OB Lohse: Ludwigshafen ist innovativ, international, erfindungsreich, jung, weitgehend frei davon, Traditionen bewahren zu müssen, versehen mit einem unerhörten Entwicklungspotenzial. Diese Stärken müssen wir uns noch bewusster machen, wir müssen sie noch deutlicher nach außen tragen und auch noch mehr verinnerlichen. Wir sind nicht nur ein bedeutender internationaler Wirtschafsstandort, sondern auch das Zuhause von über 167.000 Menschen. Wir sind Wirtschaftsmotor im Land Rheinland-Pfalz und eines der drei Oberzentren in der Metropolregion Rhein-Neckar. Ludwigshafen hat eine vorzügliche Lage – wirtschaftlich, infrastrukturell, landschaftlich. Unser Ziel: Wir wollen attraktiv sein für Menschen und Unternehmen. Mit diesem Ansinnen stehen wir aber im Wettbewerb mit anderen Städten und Regionen. Wenn wir erfolgreich sein wollen, müssen wir unsere Konturen weiter schärfen, klar und selbstbewusst zeigen, was uns so attraktiv und so unverwechselbar macht, warum es sich lohnt, hier zu leben und zu investieren.

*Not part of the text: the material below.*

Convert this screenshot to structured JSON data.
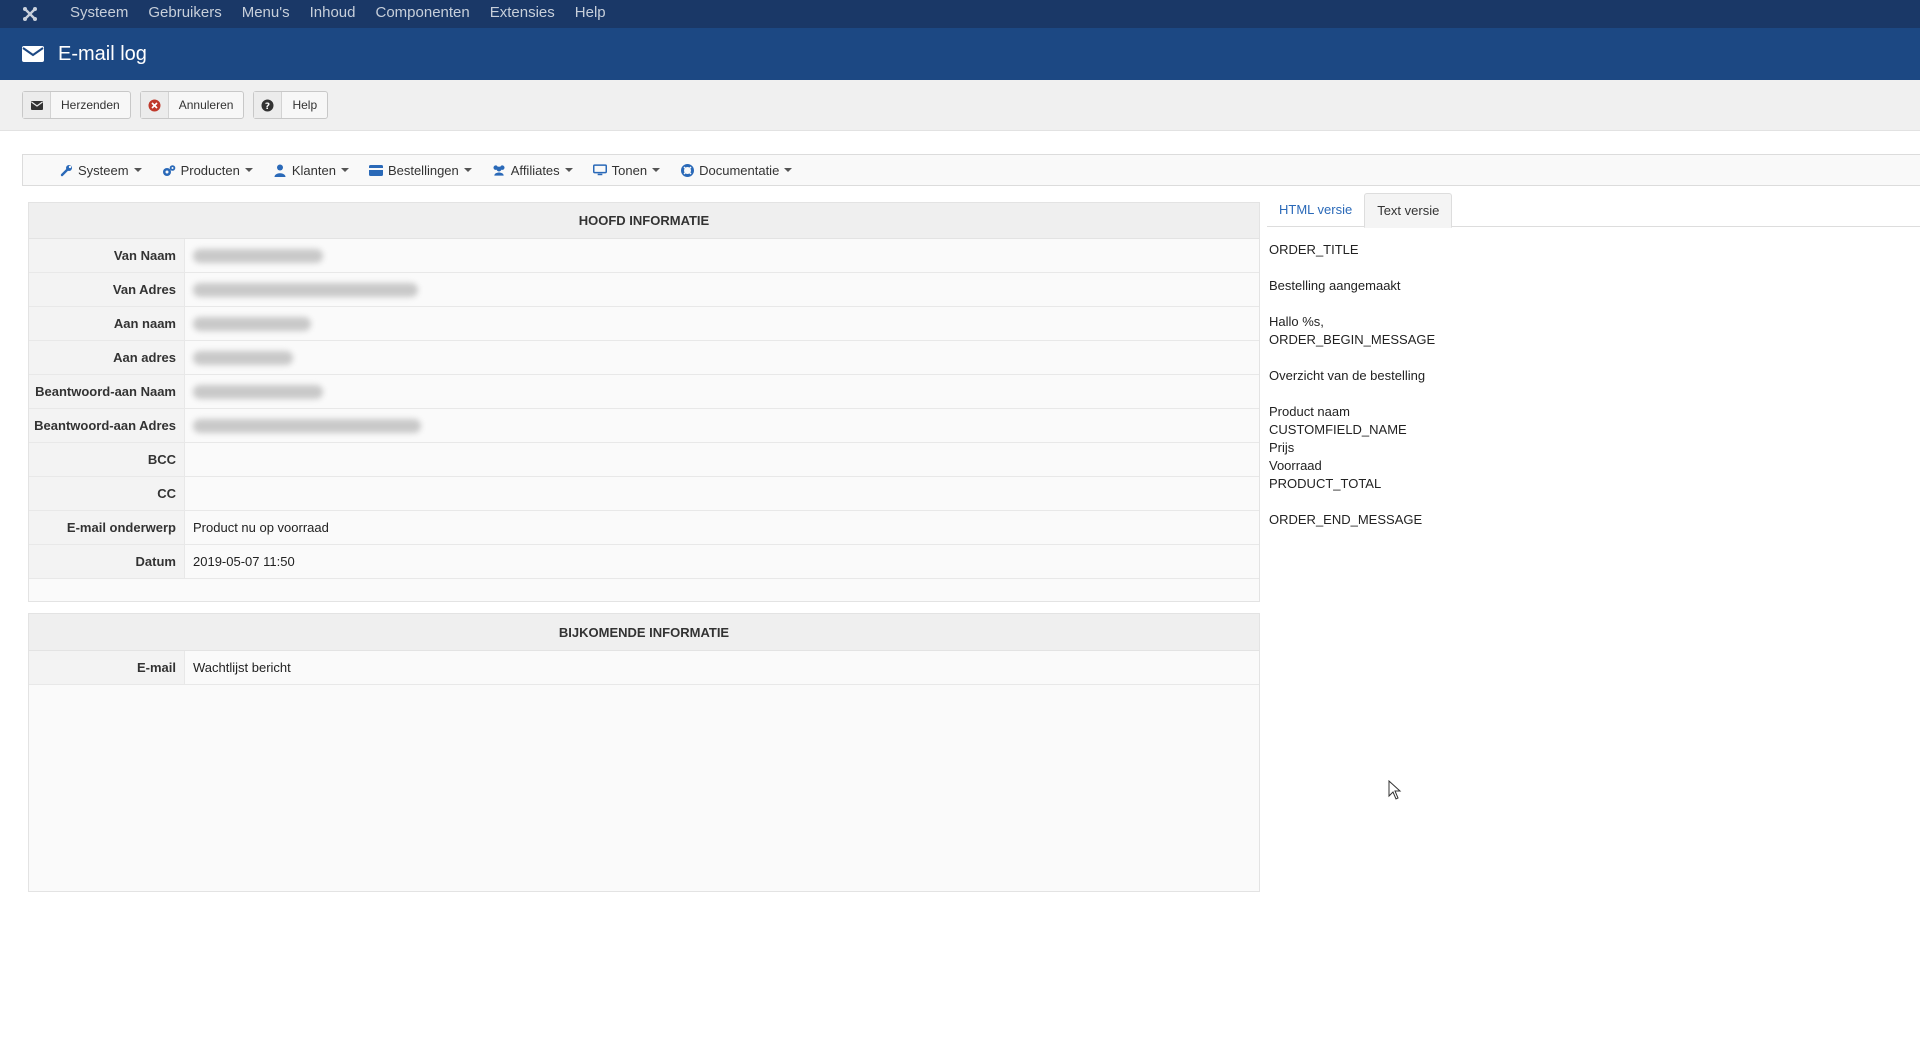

neue Lu: Wie wollen Sie das erreichen?
OB Lohse: Dass wir mit dieser Strategie richtig liegen, haben die vergangenen Jahre bereits gezeigt: Mit den Ansiedlungen von ECE und Vögele haben wir neue Arbeitsplätze geschaffen und bestehende gesichert, wir haben unsere wirtschaftliche Basis verbreitert, das Einkaufsangebot wird sich mit der Öffnung der Rhein-Galerie ab Herbst erheblich verbessern. Gleichzeitig registrieren wir, dass wir als Wohnort attraktiver werden: Unsere Neubaugebiete sind gefragt, Menschen interessieren sich für das Wohnen am Rhein. Diese für die Stadt guten Entwicklungen sind nur möglich, weil Ludwigshafen insgesamt positiv wahrgenommen wird, weil Unternehmen Zutrauen in die Leistungsfähigkeit dieser Stadt und ihrer Menschen haben, weil Ludwigshafen als gute Adresse gesehen wird. All diese Faktoren, die zum positiven Image der Stadt beitragen, haben wir ja identifiziert, und ich möchte sie in den kommenden Jahren weiter ausbauen und stärken.

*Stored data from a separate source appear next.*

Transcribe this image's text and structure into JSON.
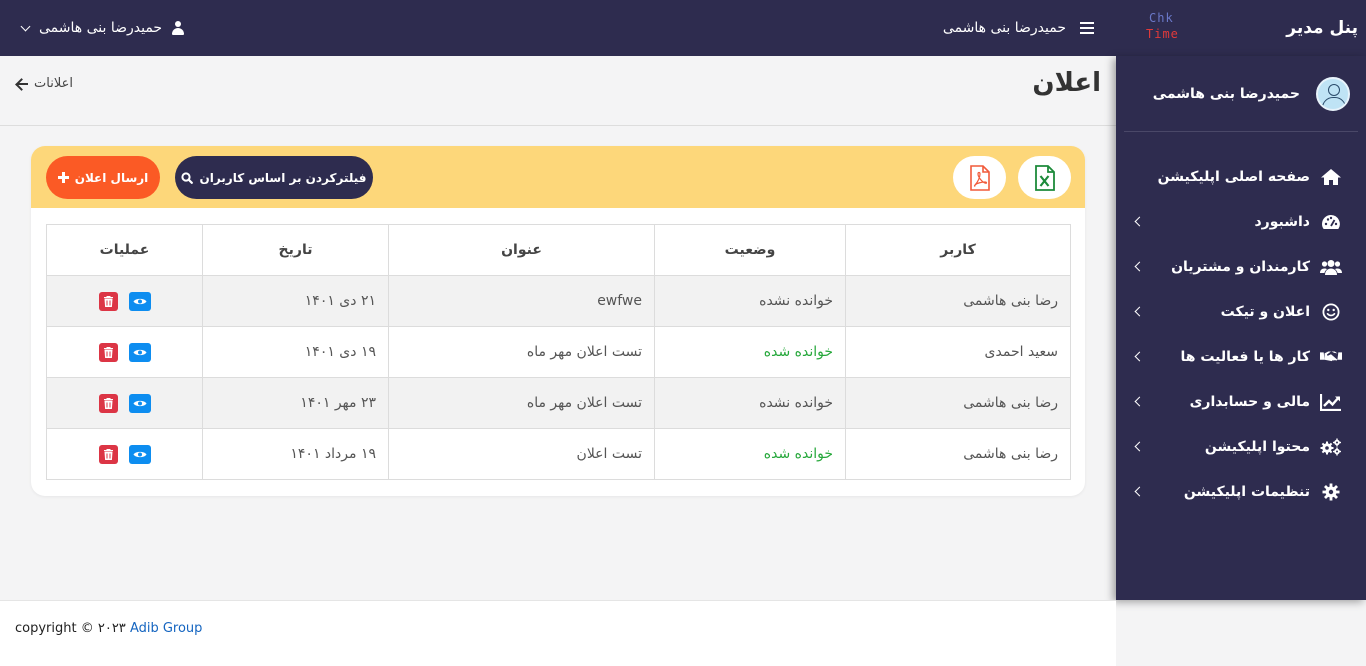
{
  "topbar": {
    "brand_title": "پنل مدیر",
    "logo_line1": "Chk",
    "logo_line2": "Time",
    "center_user": "حمیدرضا بنی هاشمی",
    "left_user": "حمیدرضا بنی هاشمی"
  },
  "sidebar": {
    "user_name": "حمیدرضا بنی هاشمی",
    "items": [
      {
        "label": "صفحه اصلی اپلیکیشن",
        "icon": "home-icon",
        "has_children": false
      },
      {
        "label": "داشبورد",
        "icon": "dashboard-icon",
        "has_children": true
      },
      {
        "label": "کارمندان و مشتریان",
        "icon": "users-icon",
        "has_children": true
      },
      {
        "label": "اعلان و تیکت",
        "icon": "smile-icon",
        "has_children": true
      },
      {
        "label": "کار ها یا فعالیت ها",
        "icon": "handshake-icon",
        "has_children": true
      },
      {
        "label": "مالی و حسابداری",
        "icon": "chart-line-icon",
        "has_children": true
      },
      {
        "label": "محتوا اپلیکیشن",
        "icon": "cogs-icon",
        "has_children": true
      },
      {
        "label": "تنظیمات اپلیکیشن",
        "icon": "gear-icon",
        "has_children": true
      }
    ]
  },
  "header": {
    "title": "اعلان",
    "breadcrumb": "اعلانات"
  },
  "toolbar": {
    "send_label": "ارسال اعلان",
    "filter_label": "فیلترکردن بر اساس کاربران",
    "excel_icon": "excel-file-icon",
    "pdf_icon": "pdf-file-icon"
  },
  "table": {
    "columns": [
      "کاربر",
      "وضعیت",
      "عنوان",
      "تاریخ",
      "عملیات"
    ],
    "rows": [
      {
        "user": "رضا بنی هاشمی",
        "status": "خوانده نشده",
        "read": false,
        "title": "ewfwe",
        "date": "۲۱ دی ۱۴۰۱"
      },
      {
        "user": "سعید احمدی",
        "status": "خوانده شده",
        "read": true,
        "title": "تست اعلان مهر ماه",
        "date": "۱۹ دی ۱۴۰۱"
      },
      {
        "user": "رضا بنی هاشمی",
        "status": "خوانده نشده",
        "read": false,
        "title": "تست اعلان مهر ماه",
        "date": "۲۳ مهر ۱۴۰۱"
      },
      {
        "user": "رضا بنی هاشمی",
        "status": "خوانده شده",
        "read": true,
        "title": "تست اعلان",
        "date": "۱۹ مرداد ۱۴۰۱"
      }
    ]
  },
  "footer": {
    "copyright": "copyright © ۲۰۲۳",
    "company": "Adib Group"
  },
  "colors": {
    "primary_dark": "#2e2c4f",
    "toolbar_yellow": "#fdd77a",
    "send_orange": "#fb5a25",
    "read_green": "#27a83c",
    "view_blue": "#0d8df0",
    "delete_red": "#dc3545",
    "link_blue": "#1565c0"
  }
}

neue Lu: Wo liegen Ihrer Einschätzung nach die größten Herausforderungen für die Stadt?
OB Lohse: Wir verstehen uns als moderne Großstadt und internationaler Wirtschaftsstandort. Als solche müssen wir tragfähige und zukunftsorientierte Antworten auf die demographischen Veränderungen erarbeiten, die ja alle Städte erleben. Stichwort Integration: Es gibt bereits viele gute Beispiele in Ludwigshafen für eine gelungene Integration. Aber wir stecken noch mitten in diesem Prozess, der unsere Gesellschaft verändert, und es gibt noch eine Menge Fragen, auf die wir noch keine passende Antwort haben. Das halte ich für eine der ganz großen Aufgaben der kommenden Jahre. Gleichzeitig müssen wir dem Umstand Rechnung tragen, dass die Gesellschaft immer älter wird. Wir erleben ebenso hautnah, dass traditionelle Familienstrukturen aufgebrochen sind. Wenn man allein unsere Aufwendungen im Sozial- und Jugendbereich sieht, erkennt man leicht die große gesellschaftliche Verantwortung, die wir als Staat hier übernehmen.  Gerade im Aufeinandertreffen so unterschiedlicher gesellschaftlicher Entwicklungen zeigt sich deutlich, dass in unseren Städten die Keimzellen für das Miteinanderleben von morgen stecken. Nur müssen wir schon heute darauf antworten können.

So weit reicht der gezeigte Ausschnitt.